❁✿✾ 落 花 流 水 小 噺 ✾✿❁︎/イケメン戦国
第9章 龍は一寸にして昇天の気あり
声を上げて泣く光鴇の頭を、光秀が優しい手付きで何度も撫でてやった。拭っても拭っても溢れて来る涙は、これまで幼子が必死に堪えていたものだ。ようやく弟が素直な感情を吐露出来た事に安堵した光臣が、胸を撫で下ろしながら微笑む。そうして少年が倒れている八重の身体を刺激しないように背負ってやると、光秀が泣きべそをかき続けている光鴇をあやしながら近付いて来た。片腕で光鴇を抱えている男が、八重の様子を軽く確認する。
「この顔色だ。童(わっぱ)は薬師に診せた方がいい」
「っ……ううっ……やえ、いたいいたい?おくすりで、なおる?」
「怪我の状態にもよるだろうが、心配は要らない。

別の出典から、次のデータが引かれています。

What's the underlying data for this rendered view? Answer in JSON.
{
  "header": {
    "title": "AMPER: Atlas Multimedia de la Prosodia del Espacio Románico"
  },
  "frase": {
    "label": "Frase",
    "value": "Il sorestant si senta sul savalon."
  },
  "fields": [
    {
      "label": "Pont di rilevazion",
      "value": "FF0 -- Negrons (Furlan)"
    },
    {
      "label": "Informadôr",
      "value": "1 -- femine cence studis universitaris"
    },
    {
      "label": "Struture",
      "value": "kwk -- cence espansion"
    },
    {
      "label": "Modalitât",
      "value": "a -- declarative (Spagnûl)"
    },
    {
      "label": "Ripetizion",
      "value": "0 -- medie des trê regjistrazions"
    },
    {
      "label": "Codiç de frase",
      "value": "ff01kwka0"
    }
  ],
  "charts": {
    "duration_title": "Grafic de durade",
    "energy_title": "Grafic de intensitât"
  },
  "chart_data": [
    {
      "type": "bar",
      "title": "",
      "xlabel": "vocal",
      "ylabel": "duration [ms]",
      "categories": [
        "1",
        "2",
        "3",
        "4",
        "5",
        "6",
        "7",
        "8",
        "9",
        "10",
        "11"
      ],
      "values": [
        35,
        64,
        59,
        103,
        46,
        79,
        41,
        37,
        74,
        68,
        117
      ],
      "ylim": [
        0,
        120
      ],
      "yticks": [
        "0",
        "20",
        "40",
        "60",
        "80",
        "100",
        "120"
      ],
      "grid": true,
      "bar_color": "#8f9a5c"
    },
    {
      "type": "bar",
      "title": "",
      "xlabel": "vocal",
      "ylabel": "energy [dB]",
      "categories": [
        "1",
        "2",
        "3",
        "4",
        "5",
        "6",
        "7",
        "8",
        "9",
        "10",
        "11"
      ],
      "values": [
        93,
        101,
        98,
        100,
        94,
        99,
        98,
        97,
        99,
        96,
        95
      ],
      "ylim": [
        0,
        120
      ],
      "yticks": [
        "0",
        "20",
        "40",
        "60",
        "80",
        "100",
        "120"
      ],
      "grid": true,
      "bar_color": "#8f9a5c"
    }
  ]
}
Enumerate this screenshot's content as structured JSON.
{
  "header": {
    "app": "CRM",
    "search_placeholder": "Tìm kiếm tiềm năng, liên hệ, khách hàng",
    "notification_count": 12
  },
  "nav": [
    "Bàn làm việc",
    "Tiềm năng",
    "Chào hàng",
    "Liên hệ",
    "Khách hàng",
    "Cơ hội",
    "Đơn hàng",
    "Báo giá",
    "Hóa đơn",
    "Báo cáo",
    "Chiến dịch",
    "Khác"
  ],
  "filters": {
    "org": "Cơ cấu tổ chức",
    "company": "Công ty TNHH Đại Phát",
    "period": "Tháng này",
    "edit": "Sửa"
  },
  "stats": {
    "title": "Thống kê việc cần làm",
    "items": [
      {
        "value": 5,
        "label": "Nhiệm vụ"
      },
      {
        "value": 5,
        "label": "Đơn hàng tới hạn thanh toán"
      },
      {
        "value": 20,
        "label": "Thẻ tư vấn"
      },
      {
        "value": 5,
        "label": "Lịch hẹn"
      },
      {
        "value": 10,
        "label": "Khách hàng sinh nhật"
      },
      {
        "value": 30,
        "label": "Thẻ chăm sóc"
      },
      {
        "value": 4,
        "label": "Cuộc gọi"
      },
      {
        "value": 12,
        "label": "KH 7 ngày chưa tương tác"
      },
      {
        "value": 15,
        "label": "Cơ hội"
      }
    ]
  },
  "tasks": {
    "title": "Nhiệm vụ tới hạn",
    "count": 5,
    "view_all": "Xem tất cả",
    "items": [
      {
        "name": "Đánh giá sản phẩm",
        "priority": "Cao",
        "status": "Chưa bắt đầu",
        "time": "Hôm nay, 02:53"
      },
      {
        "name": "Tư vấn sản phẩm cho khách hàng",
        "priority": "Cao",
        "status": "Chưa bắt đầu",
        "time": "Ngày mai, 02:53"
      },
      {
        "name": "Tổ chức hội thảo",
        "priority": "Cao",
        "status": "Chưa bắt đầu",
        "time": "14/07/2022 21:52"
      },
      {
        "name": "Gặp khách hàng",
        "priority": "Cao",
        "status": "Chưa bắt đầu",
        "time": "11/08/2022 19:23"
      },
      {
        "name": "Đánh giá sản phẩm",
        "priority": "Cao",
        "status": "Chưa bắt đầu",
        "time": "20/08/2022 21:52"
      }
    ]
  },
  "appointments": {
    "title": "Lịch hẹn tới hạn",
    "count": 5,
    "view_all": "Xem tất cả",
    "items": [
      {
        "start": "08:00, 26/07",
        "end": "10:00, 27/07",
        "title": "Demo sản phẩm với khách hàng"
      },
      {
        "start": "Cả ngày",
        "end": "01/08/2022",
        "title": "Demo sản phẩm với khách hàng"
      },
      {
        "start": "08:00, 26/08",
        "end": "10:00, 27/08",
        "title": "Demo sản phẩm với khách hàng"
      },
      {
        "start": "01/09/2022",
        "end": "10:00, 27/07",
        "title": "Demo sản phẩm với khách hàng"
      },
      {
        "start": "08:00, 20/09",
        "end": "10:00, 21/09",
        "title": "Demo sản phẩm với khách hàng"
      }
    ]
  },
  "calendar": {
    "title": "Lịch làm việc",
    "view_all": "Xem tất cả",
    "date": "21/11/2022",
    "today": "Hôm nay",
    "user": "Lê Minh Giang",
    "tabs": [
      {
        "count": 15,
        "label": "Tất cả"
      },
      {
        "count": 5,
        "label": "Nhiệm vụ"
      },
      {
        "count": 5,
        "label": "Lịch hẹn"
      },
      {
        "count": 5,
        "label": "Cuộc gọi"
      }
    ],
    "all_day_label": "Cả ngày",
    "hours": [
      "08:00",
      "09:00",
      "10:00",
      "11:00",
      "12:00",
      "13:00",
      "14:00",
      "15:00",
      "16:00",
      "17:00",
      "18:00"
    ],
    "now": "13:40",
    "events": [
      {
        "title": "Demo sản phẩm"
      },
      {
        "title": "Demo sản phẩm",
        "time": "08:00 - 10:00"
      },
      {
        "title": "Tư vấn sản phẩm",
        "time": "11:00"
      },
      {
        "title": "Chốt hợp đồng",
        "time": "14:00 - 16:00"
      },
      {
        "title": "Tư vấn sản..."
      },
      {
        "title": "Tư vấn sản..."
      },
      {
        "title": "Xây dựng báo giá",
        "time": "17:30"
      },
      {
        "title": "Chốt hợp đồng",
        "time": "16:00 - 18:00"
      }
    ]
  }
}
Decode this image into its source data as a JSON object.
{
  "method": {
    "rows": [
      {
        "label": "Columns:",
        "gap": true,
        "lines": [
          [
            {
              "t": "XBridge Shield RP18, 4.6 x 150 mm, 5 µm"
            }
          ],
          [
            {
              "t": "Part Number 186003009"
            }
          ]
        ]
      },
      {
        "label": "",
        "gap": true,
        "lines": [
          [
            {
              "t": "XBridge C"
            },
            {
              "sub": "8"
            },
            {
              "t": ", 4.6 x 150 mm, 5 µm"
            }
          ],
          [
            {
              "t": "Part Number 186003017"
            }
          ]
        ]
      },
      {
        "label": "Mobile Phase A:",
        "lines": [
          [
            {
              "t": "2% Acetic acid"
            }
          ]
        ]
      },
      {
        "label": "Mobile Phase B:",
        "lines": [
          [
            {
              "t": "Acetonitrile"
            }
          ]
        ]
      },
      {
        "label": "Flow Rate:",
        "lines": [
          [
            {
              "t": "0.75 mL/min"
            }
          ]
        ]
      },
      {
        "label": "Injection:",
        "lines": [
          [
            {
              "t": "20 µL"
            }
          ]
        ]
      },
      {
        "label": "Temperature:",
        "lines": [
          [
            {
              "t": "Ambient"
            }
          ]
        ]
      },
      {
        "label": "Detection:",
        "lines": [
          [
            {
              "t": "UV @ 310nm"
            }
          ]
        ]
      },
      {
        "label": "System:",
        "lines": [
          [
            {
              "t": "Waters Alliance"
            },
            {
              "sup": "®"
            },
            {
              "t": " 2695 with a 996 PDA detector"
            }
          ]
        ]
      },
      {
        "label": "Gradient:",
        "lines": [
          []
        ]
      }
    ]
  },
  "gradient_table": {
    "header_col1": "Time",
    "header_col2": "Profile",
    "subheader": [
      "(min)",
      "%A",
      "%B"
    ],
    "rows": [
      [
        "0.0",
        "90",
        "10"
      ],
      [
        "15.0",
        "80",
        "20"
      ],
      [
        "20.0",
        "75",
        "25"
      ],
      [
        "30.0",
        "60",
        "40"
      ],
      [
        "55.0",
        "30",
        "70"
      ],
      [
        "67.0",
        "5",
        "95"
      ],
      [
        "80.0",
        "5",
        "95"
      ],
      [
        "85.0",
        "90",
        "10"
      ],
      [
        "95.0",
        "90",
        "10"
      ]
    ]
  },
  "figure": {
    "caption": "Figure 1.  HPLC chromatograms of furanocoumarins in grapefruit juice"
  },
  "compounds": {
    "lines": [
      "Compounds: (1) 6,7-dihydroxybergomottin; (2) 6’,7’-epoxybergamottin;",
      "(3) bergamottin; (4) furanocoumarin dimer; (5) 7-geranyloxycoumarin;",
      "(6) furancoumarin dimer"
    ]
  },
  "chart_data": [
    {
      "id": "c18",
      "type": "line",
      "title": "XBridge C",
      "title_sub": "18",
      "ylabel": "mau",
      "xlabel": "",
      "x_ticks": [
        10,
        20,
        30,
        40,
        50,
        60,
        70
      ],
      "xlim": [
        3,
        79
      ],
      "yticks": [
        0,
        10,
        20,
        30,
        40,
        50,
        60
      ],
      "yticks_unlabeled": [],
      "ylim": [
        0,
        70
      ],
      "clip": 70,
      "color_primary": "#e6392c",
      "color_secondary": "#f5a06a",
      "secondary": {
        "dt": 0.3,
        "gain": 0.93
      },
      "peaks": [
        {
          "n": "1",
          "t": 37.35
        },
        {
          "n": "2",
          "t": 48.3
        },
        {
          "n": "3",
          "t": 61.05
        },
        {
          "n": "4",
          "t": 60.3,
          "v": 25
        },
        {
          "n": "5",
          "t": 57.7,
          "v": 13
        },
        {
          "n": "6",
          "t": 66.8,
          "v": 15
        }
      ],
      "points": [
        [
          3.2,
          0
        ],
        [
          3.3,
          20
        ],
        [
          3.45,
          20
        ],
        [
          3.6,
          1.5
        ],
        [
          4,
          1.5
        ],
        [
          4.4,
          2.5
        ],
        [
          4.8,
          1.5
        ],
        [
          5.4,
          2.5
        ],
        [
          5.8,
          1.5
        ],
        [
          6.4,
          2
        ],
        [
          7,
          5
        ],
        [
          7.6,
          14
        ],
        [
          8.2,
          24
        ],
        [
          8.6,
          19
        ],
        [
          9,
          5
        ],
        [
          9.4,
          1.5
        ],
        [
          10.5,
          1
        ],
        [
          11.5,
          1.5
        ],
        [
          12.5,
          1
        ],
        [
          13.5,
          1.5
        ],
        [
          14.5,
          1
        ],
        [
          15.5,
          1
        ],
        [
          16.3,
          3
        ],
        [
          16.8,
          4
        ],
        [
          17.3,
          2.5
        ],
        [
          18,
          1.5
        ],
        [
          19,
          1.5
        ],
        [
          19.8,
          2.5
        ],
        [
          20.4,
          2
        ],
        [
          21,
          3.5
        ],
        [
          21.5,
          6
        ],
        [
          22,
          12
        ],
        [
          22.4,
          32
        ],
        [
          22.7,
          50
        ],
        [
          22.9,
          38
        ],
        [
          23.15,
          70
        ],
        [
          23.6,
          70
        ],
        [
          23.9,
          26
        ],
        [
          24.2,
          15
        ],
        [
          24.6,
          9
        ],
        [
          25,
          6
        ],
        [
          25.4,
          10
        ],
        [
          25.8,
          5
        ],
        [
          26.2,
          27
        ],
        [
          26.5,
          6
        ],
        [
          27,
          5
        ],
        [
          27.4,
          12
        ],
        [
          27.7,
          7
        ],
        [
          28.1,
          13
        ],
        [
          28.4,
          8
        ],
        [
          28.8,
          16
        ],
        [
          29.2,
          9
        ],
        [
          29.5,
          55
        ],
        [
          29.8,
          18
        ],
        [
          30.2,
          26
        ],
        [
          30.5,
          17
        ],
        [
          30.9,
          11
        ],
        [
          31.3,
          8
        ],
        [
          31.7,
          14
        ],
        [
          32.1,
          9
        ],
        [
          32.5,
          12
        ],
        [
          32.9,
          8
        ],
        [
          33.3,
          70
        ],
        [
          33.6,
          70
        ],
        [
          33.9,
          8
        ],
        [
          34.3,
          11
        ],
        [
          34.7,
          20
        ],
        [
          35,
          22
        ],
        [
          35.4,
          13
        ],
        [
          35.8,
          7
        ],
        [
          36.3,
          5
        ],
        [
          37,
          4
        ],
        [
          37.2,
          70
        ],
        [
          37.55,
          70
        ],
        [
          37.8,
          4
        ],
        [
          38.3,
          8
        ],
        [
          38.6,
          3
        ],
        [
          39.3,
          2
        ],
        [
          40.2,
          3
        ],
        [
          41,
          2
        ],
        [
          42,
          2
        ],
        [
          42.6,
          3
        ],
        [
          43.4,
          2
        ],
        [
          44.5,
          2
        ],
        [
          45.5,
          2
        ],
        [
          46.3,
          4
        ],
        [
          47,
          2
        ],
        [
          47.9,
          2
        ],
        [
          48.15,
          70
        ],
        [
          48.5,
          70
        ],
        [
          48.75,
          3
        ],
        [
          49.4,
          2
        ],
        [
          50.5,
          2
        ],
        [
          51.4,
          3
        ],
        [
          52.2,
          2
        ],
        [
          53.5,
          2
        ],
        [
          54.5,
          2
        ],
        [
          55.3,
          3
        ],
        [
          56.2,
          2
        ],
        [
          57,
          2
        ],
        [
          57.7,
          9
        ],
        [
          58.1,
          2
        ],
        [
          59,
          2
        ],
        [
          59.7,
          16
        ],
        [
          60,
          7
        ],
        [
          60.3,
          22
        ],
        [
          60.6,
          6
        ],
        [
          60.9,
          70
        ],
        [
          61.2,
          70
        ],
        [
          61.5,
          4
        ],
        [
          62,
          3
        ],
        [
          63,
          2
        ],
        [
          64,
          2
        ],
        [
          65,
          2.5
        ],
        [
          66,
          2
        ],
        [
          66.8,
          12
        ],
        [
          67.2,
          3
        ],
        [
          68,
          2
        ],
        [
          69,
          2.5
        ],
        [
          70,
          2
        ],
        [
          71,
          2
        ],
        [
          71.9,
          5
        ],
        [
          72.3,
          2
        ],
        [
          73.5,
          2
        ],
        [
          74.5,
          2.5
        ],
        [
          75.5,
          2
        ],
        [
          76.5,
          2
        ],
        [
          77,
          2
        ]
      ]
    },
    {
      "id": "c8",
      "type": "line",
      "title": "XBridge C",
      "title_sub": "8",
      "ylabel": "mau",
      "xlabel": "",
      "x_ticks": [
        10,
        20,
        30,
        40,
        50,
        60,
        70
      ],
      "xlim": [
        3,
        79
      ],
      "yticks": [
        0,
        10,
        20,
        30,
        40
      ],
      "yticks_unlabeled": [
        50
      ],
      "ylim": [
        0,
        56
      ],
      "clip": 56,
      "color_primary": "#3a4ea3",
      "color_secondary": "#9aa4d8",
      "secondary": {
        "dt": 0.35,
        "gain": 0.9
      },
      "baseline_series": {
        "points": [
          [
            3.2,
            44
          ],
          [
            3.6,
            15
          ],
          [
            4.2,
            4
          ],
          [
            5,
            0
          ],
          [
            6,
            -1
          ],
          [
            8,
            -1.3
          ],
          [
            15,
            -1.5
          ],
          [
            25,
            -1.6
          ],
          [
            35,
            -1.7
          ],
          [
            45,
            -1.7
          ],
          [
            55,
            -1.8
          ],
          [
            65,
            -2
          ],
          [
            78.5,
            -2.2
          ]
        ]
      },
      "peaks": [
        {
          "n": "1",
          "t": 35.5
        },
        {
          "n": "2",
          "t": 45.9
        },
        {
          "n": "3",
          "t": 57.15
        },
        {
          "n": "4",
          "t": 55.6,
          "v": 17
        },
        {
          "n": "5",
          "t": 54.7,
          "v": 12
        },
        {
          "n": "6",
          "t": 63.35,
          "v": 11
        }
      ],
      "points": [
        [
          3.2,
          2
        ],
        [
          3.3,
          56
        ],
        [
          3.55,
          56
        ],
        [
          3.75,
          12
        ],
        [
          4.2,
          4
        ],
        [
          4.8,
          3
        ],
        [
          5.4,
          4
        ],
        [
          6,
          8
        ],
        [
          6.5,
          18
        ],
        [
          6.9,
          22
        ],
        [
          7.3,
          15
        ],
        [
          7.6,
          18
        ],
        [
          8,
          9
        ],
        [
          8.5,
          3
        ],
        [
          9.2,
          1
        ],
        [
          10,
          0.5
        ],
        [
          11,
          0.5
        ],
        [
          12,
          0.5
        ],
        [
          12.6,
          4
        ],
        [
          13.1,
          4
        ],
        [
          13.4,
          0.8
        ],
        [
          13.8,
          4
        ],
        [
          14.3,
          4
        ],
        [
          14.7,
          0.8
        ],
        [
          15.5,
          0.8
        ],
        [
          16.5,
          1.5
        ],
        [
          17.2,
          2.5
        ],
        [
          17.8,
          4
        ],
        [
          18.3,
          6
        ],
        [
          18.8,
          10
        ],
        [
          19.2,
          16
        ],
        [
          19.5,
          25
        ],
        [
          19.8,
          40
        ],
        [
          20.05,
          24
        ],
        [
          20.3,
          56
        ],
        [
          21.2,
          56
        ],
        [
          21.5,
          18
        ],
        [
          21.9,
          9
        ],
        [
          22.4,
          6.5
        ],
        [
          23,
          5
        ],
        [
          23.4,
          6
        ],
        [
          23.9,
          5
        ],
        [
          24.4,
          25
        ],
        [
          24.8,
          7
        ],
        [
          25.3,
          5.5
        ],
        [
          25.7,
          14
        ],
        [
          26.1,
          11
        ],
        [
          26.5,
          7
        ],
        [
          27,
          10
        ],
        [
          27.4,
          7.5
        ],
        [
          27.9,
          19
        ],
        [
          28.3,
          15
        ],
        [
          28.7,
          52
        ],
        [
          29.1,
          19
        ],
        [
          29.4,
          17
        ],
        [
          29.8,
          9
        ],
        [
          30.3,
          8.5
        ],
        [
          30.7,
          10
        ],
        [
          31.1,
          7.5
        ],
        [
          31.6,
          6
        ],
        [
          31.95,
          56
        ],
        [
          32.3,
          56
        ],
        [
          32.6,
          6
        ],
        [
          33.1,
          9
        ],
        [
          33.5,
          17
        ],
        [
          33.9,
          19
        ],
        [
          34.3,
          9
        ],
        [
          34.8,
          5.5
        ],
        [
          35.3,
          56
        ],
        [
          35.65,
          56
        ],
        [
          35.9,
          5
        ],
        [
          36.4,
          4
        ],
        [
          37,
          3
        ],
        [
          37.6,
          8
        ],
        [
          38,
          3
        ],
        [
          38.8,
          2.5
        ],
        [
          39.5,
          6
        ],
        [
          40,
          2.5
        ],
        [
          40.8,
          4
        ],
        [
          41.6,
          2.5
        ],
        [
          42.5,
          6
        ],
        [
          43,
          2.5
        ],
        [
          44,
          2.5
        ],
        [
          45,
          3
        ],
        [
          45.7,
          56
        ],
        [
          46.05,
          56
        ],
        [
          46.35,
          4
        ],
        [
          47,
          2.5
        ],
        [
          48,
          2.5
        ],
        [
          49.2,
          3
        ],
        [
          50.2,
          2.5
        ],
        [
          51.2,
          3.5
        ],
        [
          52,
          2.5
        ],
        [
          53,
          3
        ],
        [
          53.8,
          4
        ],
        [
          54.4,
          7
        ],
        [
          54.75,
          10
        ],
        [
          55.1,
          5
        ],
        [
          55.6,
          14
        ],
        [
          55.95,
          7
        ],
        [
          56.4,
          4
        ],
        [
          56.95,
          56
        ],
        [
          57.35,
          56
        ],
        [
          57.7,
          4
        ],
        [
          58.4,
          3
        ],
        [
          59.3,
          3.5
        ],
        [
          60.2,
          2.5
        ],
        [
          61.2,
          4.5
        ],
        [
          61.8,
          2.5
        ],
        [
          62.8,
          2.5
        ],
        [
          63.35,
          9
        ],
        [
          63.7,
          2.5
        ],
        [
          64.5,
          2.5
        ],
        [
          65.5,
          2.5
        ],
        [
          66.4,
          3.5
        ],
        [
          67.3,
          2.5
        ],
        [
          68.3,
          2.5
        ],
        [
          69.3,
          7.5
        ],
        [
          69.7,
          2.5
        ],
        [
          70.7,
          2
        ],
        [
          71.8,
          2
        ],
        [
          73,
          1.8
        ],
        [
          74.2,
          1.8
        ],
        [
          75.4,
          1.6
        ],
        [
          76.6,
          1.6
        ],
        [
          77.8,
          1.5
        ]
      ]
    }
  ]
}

母に薬を作ってもらうとしよう」
「うん……」
八重の顔色はあまり芳(かんば)しくない。元々栄養状態が極端に悪い上、大の大人から思い切り蹴られたのだから。身を挺(てい)して光鴇を庇った八重の行動を目にしていた光臣も、心配そうにやや軽い少年を振り返りながら見る。ぐずぐずと泣いていた光鴇が八重を見て、その頭をよしよしと撫でてやった。まずは薬師に診せる事が先決と光秀が幼子を安心させると、光臣があまり背にいる少年へ刺激を与えぬよう、そっと立ち上がる。
「ではこの少年は俺がこのまま運びます。父上は鴇を抱っこしてあげていてください」
「……とき、だっこ」
「ああ、分かった。臣、お前もよくやったな」
「家族の為ですから」
父へ甘えるようにぎゅっと白い羽織りを両手で握った光鴇へ笑い、光秀が光臣の頭へも片手を伸ばした。今は解かれたままである銀糸をくしゃりと乱すように撫でてやれば、少年もまた気恥ずかしそうに笑う。
「さて、戻るとしよう。母が待っている」
「うん……っ」
母、と耳にした瞬間、またしても光鴇の大きな眸から涙が溢れ始めた。何度も頷いて鼻をずずっとすする幼子の姿を見て、光秀と光臣はどちらからともなく、穏やかな微笑を浮かべたのだった。